Né en 1932 à Mendoza, au pied des Andes, Joaquín Salvador Lavado Tejón est surnommé Quino à l’âge de trois ans pour le distinguer de son oncle, dessinateur, à qui il doit sa vocation. Ses parents, républicains nés en Andalousie, sont très politisés et sa grand-mère est une fervente militante communiste. « Comme j’étais passionné de cinéma américain et que j’écoutais Sinatra, quand il y avait un massacre, ma grand-mère me montrait la photo et me disait : ‘Regarde ce qu’ils ont fait, tes copains » racontait-il . A l’âge de treize ans, il s’inscrit aux Beaux-Arts mais abandonne assez vite, fatigué de « dessiner des amphores et des plâtres », et décide de se consacrer au dessin d’humour. A dix-huit ans, il part à Buenos Aires pour chercher un éditeur et ce n’est qu’au bout de trois ans que l’hebdomadaire Esto es, accepte de le publier.
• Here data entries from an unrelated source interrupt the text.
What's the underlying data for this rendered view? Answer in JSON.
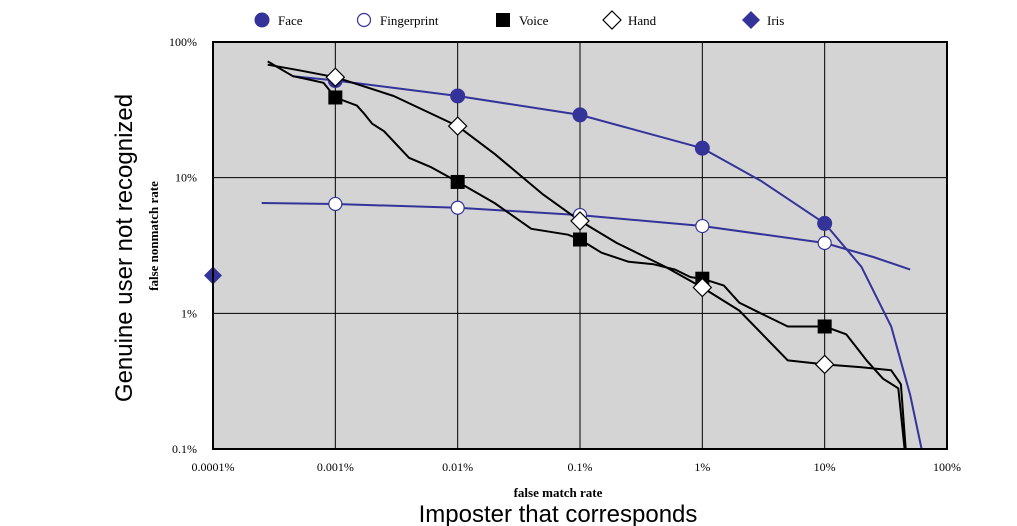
{
  "chart_data": {
    "type": "line",
    "title": "",
    "xlabel": "false match rate",
    "ylabel": "false nonmatch rate",
    "xlabel_secondary": "Imposter that corresponds",
    "ylabel_secondary": "Genuine user not recognized",
    "x_scale": "log",
    "y_scale": "log",
    "xlim": [
      0.0001,
      100
    ],
    "ylim": [
      0.1,
      100
    ],
    "grid": true,
    "legend_position": "top",
    "x_ticks": [
      {
        "value": 0.0001,
        "label": "0.0001%"
      },
      {
        "value": 0.001,
        "label": "0.001%"
      },
      {
        "value": 0.01,
        "label": "0.01%"
      },
      {
        "value": 0.1,
        "label": "0.1%"
      },
      {
        "value": 1,
        "label": "1%"
      },
      {
        "value": 10,
        "label": "10%"
      },
      {
        "value": 100,
        "label": "100%"
      }
    ],
    "y_ticks": [
      {
        "value": 100,
        "label": "100%"
      },
      {
        "value": 10,
        "label": "10%"
      },
      {
        "value": 1,
        "label": "1%"
      },
      {
        "value": 0.1,
        "label": "0.1%"
      }
    ],
    "series": [
      {
        "name": "Face",
        "marker": "filled-circle",
        "color": "#333399",
        "marker_color": "#333399",
        "line_color": "#333399",
        "points": [
          [
            0.001,
            52
          ],
          [
            0.01,
            40
          ],
          [
            0.1,
            29
          ],
          [
            1,
            16.5
          ],
          [
            10,
            4.6
          ]
        ],
        "curve": [
          [
            0.00045,
            56
          ],
          [
            0.001,
            52
          ],
          [
            0.01,
            40
          ],
          [
            0.1,
            29
          ],
          [
            1,
            16.5
          ],
          [
            3,
            9.5
          ],
          [
            10,
            4.6
          ],
          [
            20,
            2.2
          ],
          [
            35,
            0.8
          ],
          [
            50,
            0.25
          ],
          [
            62,
            0.1
          ]
        ]
      },
      {
        "name": "Fingerprint",
        "marker": "open-circle",
        "color": "#333399",
        "marker_color": "#333399",
        "line_color": "#333399",
        "points": [
          [
            0.001,
            6.4
          ],
          [
            0.01,
            6.0
          ],
          [
            0.1,
            5.3
          ],
          [
            1,
            4.4
          ],
          [
            10,
            3.3
          ]
        ],
        "curve": [
          [
            0.00025,
            6.5
          ],
          [
            0.001,
            6.4
          ],
          [
            0.01,
            6.0
          ],
          [
            0.1,
            5.3
          ],
          [
            1,
            4.4
          ],
          [
            10,
            3.3
          ],
          [
            25,
            2.6
          ],
          [
            50,
            2.1
          ]
        ]
      },
      {
        "name": "Voice",
        "marker": "filled-square",
        "color": "#000000",
        "marker_color": "#000000",
        "line_color": "#000000",
        "points": [
          [
            0.001,
            39
          ],
          [
            0.01,
            9.3
          ],
          [
            0.1,
            3.5
          ],
          [
            1,
            1.8
          ],
          [
            10,
            0.8
          ]
        ],
        "curve": [
          [
            0.00028,
            72
          ],
          [
            0.00045,
            56
          ],
          [
            0.0006,
            53
          ],
          [
            0.0008,
            50
          ],
          [
            0.001,
            39
          ],
          [
            0.0015,
            34
          ],
          [
            0.0017,
            30
          ],
          [
            0.002,
            25
          ],
          [
            0.0025,
            22
          ],
          [
            0.004,
            14
          ],
          [
            0.006,
            12
          ],
          [
            0.01,
            9.3
          ],
          [
            0.02,
            6.5
          ],
          [
            0.04,
            4.2
          ],
          [
            0.08,
            3.8
          ],
          [
            0.1,
            3.5
          ],
          [
            0.15,
            2.8
          ],
          [
            0.25,
            2.4
          ],
          [
            0.4,
            2.3
          ],
          [
            0.6,
            2.1
          ],
          [
            0.8,
            1.85
          ],
          [
            1,
            1.8
          ],
          [
            1.5,
            1.6
          ],
          [
            2,
            1.2
          ],
          [
            3,
            1.0
          ],
          [
            5,
            0.8
          ],
          [
            10,
            0.8
          ],
          [
            15,
            0.7
          ],
          [
            22,
            0.45
          ],
          [
            30,
            0.33
          ],
          [
            40,
            0.28
          ],
          [
            45,
            0.1
          ]
        ]
      },
      {
        "name": "Hand",
        "marker": "open-diamond",
        "color": "#000000",
        "marker_color": "#000000",
        "line_color": "#000000",
        "points": [
          [
            0.001,
            55
          ],
          [
            0.01,
            24
          ],
          [
            0.1,
            4.8
          ],
          [
            1,
            1.55
          ],
          [
            10,
            0.42
          ]
        ],
        "curve": [
          [
            0.00028,
            68
          ],
          [
            0.0005,
            62
          ],
          [
            0.001,
            55
          ],
          [
            0.003,
            40
          ],
          [
            0.01,
            24
          ],
          [
            0.02,
            15
          ],
          [
            0.05,
            7.5
          ],
          [
            0.1,
            4.8
          ],
          [
            0.2,
            3.3
          ],
          [
            0.5,
            2.2
          ],
          [
            1,
            1.55
          ],
          [
            2,
            1.05
          ],
          [
            5,
            0.45
          ],
          [
            10,
            0.42
          ],
          [
            20,
            0.4
          ],
          [
            35,
            0.38
          ],
          [
            42,
            0.3
          ],
          [
            46,
            0.1
          ]
        ]
      },
      {
        "name": "Iris",
        "marker": "filled-diamond",
        "color": "#333399",
        "marker_color": "#333399",
        "points": [
          [
            0.0001,
            1.9
          ]
        ]
      }
    ]
  }
}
En 1963 paraît son premier livre, « Mundo Quino ». Longtemps, ses dessins ont été muets. Avec de simples points pour figurer les yeux, il exprimait la peur, la tristesse ou la colère : « je dessine mal parce que je m’exprime mal » répétait-il.
En 1973, au faîte de son succès, il décide d’arrêter Mafalda, pour ne pas se répéter, par respect pour ses lecteurs. « Parfois je sens que les gens me font des reproches comme à un criminel de guerre qui, il y a vingt-six ans, aurait tué neuf personnes : les neuf personnages de l’histoire » confiait-il. Les albums continuent de se vendre par milliers dans le monde entier et les aventures de Mafalda sont adaptées en dessin animé en 1993.
En 1976, à la suite du coup d’Etat en Argentine, Quino s’exile en Italie puis en Espagne. S’il avait cessé de dessiner en 2006, handicapé par des problèmes de vue, il avait gardé son humour subversif et son sens de l’absurde. Après l’attentat contre Charlie Hebdo, il était en apparu en fauteuil roulant en tenant une pancarte « Je suis Charlie » : « Mafalda aurait ressenti une peine terrible » avait dit ce proche de Wolinski. Daniel Divinsky, l’éditeur argentin de Quino, a annoncé sa mort sur son compte twitter : «Quino est mort. Toutes les bonnes personnes du pays et du monde entier le pleureront».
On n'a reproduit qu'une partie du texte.